A coroner has now ruled that a dingo did indeed eat a two-month old baby over thirty years ago, proving without a doubt that the little girl's parents had nothing to do with her disappearance from their campsite in Australia.
Lindy Chamberlain-Creighton was charged with the murder of her baby daughter Azaria and sentenced to life in prison in 1982, while her husband Michael was charged with being an accessory after the fact. The court ruled on the scant evidence left behind--the baby's bloodstained clothing--and charged that Lindy and her husband slit the baby's throat with a pair of scissors before stashing her body away. The incident and trial gained national attention and eventually won Meryl Streep an Oscar nomination for her portrayal of Lindy in the 1988 film "A Cry In The Dark".

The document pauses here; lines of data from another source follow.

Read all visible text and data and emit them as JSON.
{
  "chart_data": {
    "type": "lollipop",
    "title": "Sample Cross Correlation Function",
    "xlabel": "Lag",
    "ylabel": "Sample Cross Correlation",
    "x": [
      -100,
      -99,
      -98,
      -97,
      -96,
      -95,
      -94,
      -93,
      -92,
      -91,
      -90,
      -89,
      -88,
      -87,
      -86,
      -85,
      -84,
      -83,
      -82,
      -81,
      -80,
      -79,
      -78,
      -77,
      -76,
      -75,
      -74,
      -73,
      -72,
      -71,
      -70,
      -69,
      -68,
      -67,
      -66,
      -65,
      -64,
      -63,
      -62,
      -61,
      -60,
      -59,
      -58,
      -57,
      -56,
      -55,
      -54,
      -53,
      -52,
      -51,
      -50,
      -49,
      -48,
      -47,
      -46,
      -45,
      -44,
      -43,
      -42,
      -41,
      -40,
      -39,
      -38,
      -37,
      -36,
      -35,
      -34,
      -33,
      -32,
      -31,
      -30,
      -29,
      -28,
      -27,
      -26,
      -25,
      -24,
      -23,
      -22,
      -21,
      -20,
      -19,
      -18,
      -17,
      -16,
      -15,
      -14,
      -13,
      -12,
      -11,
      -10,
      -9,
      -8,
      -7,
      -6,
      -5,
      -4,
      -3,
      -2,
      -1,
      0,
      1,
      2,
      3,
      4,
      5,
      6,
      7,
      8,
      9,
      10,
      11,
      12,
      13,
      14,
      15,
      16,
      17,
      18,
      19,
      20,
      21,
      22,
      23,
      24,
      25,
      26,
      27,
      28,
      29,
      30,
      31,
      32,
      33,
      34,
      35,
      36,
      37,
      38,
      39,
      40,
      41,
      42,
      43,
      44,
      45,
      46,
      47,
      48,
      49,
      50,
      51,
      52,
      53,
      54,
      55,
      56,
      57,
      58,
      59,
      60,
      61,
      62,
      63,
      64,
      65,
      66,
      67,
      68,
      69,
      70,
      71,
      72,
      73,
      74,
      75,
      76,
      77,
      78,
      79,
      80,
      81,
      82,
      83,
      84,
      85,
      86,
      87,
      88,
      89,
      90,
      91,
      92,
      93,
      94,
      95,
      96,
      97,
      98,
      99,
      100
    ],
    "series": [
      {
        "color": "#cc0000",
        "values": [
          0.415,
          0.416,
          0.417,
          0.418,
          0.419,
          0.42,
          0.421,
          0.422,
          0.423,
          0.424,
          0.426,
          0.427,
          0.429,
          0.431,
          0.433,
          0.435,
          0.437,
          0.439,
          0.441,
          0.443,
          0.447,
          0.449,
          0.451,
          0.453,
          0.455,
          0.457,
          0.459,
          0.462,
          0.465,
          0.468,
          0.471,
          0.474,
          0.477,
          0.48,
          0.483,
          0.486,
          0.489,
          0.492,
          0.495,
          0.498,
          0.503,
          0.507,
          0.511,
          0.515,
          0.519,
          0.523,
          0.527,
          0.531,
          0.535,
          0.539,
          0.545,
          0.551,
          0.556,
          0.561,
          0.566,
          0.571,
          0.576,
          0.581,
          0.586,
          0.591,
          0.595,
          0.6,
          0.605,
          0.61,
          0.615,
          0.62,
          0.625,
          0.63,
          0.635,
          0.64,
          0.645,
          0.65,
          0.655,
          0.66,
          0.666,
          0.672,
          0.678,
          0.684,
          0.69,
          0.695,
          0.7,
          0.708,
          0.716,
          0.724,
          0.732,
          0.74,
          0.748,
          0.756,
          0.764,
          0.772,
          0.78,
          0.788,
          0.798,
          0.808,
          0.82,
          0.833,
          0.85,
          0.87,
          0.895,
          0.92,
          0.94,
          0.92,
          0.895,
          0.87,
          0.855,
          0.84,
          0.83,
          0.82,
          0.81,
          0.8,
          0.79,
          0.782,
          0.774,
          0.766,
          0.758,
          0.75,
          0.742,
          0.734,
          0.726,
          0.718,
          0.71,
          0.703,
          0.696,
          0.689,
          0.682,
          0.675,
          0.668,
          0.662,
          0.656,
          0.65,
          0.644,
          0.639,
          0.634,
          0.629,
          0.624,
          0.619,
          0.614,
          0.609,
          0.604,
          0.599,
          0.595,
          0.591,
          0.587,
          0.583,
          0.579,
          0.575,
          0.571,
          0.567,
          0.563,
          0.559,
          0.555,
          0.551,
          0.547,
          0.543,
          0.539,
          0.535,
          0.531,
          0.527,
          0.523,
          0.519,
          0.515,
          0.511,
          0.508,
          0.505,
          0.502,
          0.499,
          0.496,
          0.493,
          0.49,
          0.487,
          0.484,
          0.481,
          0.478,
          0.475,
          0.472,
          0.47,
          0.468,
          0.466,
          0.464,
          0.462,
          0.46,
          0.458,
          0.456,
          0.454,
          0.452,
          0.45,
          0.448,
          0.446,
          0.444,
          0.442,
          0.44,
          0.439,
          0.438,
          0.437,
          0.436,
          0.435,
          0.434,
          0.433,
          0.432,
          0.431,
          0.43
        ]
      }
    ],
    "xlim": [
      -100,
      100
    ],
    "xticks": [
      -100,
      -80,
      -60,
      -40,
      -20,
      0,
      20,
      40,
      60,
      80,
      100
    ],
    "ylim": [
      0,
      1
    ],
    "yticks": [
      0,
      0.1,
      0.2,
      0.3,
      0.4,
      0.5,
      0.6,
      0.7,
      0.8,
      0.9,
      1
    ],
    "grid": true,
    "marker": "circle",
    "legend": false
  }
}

Lindy served four years of her sentence before being released on new evidence; a baby's jacket found buried near a dingo lair around the area the family had camped in six years earlier. Now, she is relieved to have the case closed on the horrifying death of her baby girl, as she's spent all these years trying to convince Australian officials that dingoes are dangerous even when unprovoked.
"The cause of her death was as the result of being attacked and taken by a dingo," coroner Elizabeth Morris announced on Tuesday. "Dingos can and do cause harm to humans."

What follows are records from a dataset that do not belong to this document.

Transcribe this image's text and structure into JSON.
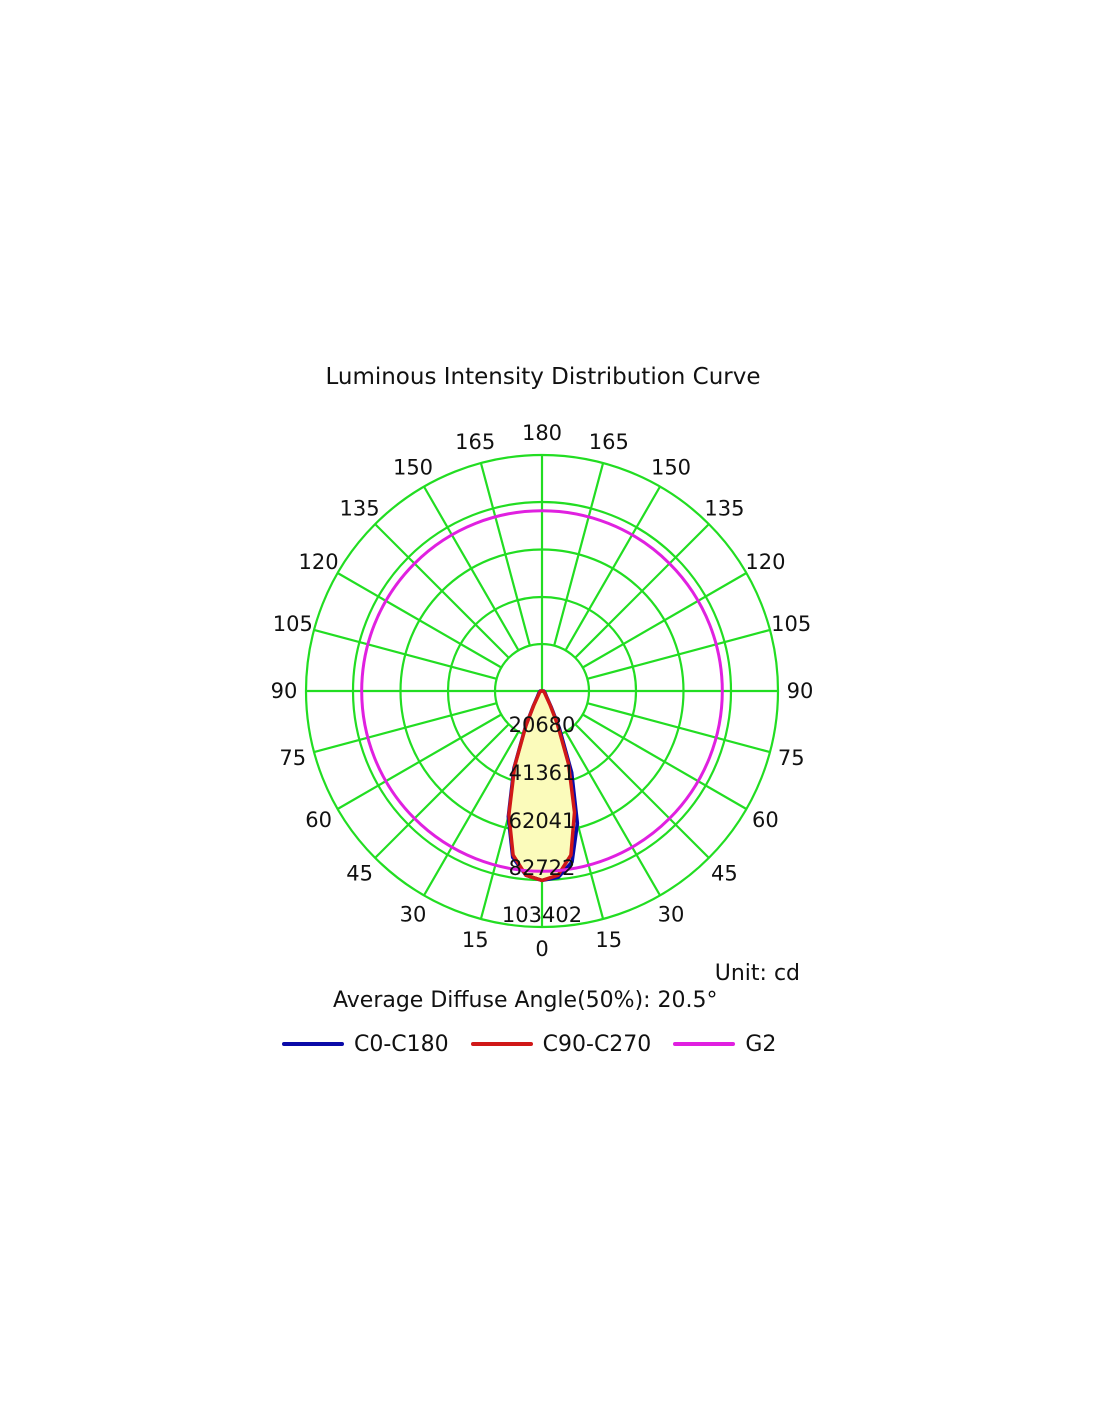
{
  "chart_data": {
    "type": "polar",
    "title": "Luminous Intensity Distribution Curve",
    "unit_label": "Unit: cd",
    "average_angle_label": "Average Diffuse Angle(50%): 20.5°",
    "angle_ticks": [
      "0",
      "15",
      "30",
      "45",
      "60",
      "75",
      "90",
      "105",
      "120",
      "135",
      "150",
      "165",
      "180"
    ],
    "ring_values": [
      "20680",
      "41361",
      "62041",
      "82722",
      "103402"
    ],
    "r_max": 103402,
    "grid": true,
    "grid_color": "#22dd22",
    "legend_position": "bottom",
    "series": [
      {
        "name": "C0-C180",
        "color": "#0a0aa8",
        "angles": [
          0,
          5,
          10,
          15,
          20,
          25,
          30,
          40,
          60,
          90
        ],
        "intensity_right": [
          83000,
          82000,
          76000,
          60000,
          38000,
          18000,
          8000,
          3000,
          1500,
          800
        ],
        "intensity_left": [
          83000,
          81000,
          74000,
          57000,
          36000,
          17000,
          7500,
          3000,
          1500,
          800
        ]
      },
      {
        "name": "C90-C270",
        "color": "#d01818",
        "angles": [
          0,
          5,
          10,
          15,
          20,
          25,
          30,
          40,
          60,
          90
        ],
        "intensity_right": [
          83000,
          81000,
          73000,
          55000,
          34000,
          16000,
          7000,
          2500,
          1200,
          500
        ],
        "intensity_left": [
          83000,
          81000,
          73000,
          56000,
          35000,
          16500,
          7000,
          2500,
          1200,
          500
        ]
      },
      {
        "name": "G2",
        "color": "#e020e0",
        "constant_intensity": 79000
      }
    ]
  }
}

The family finally got what they needed; an end to the decades-long legal battle and rocky emotional road they've been down since the murder. Not only did the wild dog take their baby, it also took the Chamberlain's way of life. Grief and stress dissipated their marriage, but at the coroner's announcement the former husband and wife hugged each other, grateful to have come out on the other side of such a terrible tragedy.
"If you know you are right, never give up on getting it right," Michael Chamberlain said.